Immunizing against spit has other advantages too. The currently approved malaria vaccine only protects against infection by one species – Plasmodium falciparum. There are over a hundred species of Plasmodium and at least five of them cause disease in humans. Since the fifth – Plasmodium knowlesi – was only discovered to commonly infect humans in 2004, it’s possible that there could be more species infecting us that we have yet to discover. However, since all the Plasmodium species are accompanied by mosquitoes and their saliva, a spit vaccine could potentially provide much broader protection. It's possible that it could even provide protection against other diseases (like the O’nyong nyong virus, which infects people in East Africa) that are carried by Anopheles mosquitoes, although this has not yet been proven.

There’s still a lot of work to be done before the AgTRIO vaccine is ready to be tested on humans, but this study is potentially an important step in developing a more effective malaria vaccine that could save hundreds of thousands of lives.
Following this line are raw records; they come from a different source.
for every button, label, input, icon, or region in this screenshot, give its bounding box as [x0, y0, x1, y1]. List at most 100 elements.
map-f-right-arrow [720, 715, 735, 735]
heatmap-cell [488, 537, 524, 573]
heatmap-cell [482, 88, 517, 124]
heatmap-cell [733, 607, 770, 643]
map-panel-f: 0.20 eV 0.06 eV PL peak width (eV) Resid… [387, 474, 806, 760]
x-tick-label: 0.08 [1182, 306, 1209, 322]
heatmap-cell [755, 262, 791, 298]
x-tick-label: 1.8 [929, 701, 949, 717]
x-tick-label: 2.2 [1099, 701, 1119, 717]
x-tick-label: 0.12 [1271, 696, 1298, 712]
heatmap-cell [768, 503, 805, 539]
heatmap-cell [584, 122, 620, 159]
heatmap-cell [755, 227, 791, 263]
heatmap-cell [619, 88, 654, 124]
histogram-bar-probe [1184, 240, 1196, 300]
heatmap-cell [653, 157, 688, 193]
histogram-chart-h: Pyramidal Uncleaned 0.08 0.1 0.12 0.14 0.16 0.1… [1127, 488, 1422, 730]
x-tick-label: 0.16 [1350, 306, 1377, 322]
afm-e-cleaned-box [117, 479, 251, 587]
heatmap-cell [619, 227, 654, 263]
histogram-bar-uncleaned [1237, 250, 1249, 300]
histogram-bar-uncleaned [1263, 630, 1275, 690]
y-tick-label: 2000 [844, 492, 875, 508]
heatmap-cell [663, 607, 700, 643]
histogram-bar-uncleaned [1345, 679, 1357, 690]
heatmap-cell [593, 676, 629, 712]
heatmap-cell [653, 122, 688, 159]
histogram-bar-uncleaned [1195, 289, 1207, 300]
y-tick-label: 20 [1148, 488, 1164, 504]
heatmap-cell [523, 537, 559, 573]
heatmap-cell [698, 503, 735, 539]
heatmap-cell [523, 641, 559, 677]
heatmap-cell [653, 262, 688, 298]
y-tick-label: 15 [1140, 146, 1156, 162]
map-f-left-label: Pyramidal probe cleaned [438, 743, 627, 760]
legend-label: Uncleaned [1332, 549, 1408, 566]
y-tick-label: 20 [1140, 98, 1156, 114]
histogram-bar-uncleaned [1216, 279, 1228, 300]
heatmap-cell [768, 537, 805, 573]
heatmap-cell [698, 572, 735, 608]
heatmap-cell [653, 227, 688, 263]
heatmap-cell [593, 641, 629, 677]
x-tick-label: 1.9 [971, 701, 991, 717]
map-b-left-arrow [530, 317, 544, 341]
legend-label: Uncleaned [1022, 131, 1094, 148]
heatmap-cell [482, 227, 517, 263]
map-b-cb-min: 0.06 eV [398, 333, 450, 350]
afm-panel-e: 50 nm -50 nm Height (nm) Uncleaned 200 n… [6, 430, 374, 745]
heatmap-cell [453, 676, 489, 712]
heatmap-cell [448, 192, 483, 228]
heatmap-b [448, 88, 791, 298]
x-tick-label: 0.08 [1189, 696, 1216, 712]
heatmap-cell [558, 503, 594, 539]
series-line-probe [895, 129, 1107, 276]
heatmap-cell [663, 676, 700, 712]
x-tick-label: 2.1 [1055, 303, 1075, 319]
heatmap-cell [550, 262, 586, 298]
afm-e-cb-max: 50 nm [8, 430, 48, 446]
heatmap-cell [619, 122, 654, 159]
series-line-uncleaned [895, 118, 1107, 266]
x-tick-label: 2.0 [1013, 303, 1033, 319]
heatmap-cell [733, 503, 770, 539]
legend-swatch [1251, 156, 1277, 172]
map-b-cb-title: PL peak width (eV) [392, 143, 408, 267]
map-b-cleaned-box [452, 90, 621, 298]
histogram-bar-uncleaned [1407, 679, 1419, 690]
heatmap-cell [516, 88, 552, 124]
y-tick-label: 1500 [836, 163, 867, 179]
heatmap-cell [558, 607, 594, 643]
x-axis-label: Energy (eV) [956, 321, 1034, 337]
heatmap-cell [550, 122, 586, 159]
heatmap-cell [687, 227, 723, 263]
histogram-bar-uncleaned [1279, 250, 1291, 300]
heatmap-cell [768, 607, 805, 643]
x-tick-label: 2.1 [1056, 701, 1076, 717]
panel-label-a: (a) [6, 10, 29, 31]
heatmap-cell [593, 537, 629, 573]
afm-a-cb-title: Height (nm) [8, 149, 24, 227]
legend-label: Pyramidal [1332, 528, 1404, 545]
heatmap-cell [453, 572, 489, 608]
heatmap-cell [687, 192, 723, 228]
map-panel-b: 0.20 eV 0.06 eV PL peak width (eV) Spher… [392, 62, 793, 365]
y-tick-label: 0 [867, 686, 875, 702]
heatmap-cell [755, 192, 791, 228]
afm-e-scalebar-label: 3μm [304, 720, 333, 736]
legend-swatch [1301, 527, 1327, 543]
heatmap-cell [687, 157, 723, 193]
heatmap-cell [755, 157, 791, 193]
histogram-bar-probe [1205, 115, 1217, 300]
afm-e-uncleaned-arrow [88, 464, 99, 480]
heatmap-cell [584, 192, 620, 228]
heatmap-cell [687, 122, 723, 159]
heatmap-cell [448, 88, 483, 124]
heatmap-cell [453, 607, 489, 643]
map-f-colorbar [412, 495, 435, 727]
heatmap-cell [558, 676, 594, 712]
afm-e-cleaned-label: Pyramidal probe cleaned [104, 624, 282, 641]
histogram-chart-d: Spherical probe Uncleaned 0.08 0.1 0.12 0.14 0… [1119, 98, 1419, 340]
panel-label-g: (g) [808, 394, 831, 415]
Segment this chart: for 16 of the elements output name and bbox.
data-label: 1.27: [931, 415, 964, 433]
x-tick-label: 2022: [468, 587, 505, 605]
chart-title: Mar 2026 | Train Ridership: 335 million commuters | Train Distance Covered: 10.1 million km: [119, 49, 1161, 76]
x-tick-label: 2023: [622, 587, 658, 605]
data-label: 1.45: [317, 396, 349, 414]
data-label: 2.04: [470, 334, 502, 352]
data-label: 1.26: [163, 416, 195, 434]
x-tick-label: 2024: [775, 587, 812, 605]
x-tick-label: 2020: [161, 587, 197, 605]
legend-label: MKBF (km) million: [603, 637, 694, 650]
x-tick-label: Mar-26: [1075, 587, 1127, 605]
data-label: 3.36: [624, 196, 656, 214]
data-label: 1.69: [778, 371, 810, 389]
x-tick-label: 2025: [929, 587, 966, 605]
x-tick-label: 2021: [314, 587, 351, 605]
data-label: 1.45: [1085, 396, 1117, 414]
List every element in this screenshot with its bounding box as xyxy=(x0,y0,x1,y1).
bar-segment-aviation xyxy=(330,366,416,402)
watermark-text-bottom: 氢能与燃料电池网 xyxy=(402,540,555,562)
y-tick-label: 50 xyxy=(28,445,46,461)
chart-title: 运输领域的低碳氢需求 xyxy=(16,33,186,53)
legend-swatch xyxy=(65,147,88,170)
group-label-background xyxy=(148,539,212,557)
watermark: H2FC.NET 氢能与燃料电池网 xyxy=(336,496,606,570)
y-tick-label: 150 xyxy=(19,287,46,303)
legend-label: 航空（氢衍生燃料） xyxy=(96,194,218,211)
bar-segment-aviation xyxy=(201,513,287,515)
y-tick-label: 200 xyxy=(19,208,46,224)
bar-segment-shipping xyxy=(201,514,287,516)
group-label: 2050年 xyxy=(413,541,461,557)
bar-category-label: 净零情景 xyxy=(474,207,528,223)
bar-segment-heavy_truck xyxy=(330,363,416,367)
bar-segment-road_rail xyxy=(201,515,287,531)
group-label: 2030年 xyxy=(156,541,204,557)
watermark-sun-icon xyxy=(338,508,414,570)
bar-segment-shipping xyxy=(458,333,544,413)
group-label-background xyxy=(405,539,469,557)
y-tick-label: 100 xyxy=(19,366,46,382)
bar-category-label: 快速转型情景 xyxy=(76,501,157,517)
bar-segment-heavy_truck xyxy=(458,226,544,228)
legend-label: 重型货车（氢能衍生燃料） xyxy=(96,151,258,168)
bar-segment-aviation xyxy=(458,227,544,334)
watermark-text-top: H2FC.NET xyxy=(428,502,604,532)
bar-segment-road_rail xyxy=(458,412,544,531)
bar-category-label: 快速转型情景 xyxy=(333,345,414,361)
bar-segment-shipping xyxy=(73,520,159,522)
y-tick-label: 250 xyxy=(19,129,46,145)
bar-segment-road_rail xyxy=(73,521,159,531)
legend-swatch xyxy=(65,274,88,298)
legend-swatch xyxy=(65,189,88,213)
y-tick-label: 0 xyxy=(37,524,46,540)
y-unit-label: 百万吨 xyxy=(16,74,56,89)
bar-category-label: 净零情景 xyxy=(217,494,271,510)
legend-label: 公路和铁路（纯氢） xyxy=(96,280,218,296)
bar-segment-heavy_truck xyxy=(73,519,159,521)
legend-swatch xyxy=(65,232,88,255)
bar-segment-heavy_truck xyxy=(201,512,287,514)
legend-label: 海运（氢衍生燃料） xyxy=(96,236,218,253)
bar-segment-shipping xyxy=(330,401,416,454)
And with the rise of drug-resistant malaria, vaccines are needed more than ever.

Comment Peer Commentary

We ask other scientists from our Consortium to respond to articles with commentary from their expert perspective.

Kevin Pels

Chemical Biology

Dana-Farber Cancer Institute

Thanks for conveying a cool story. Could increasing the immune response to AgTRIO, which presumably has a significant concentration at the site of the bite, generate itchier and more painful bites via enhanced localized inflammation? It would be a small price to pay for not having a potentially deadly disease. That also makes me wonder if people who already have bad reactions to things like mosquito bites, bee stings, etc. may have some resistance to infectious diseases for the same reason.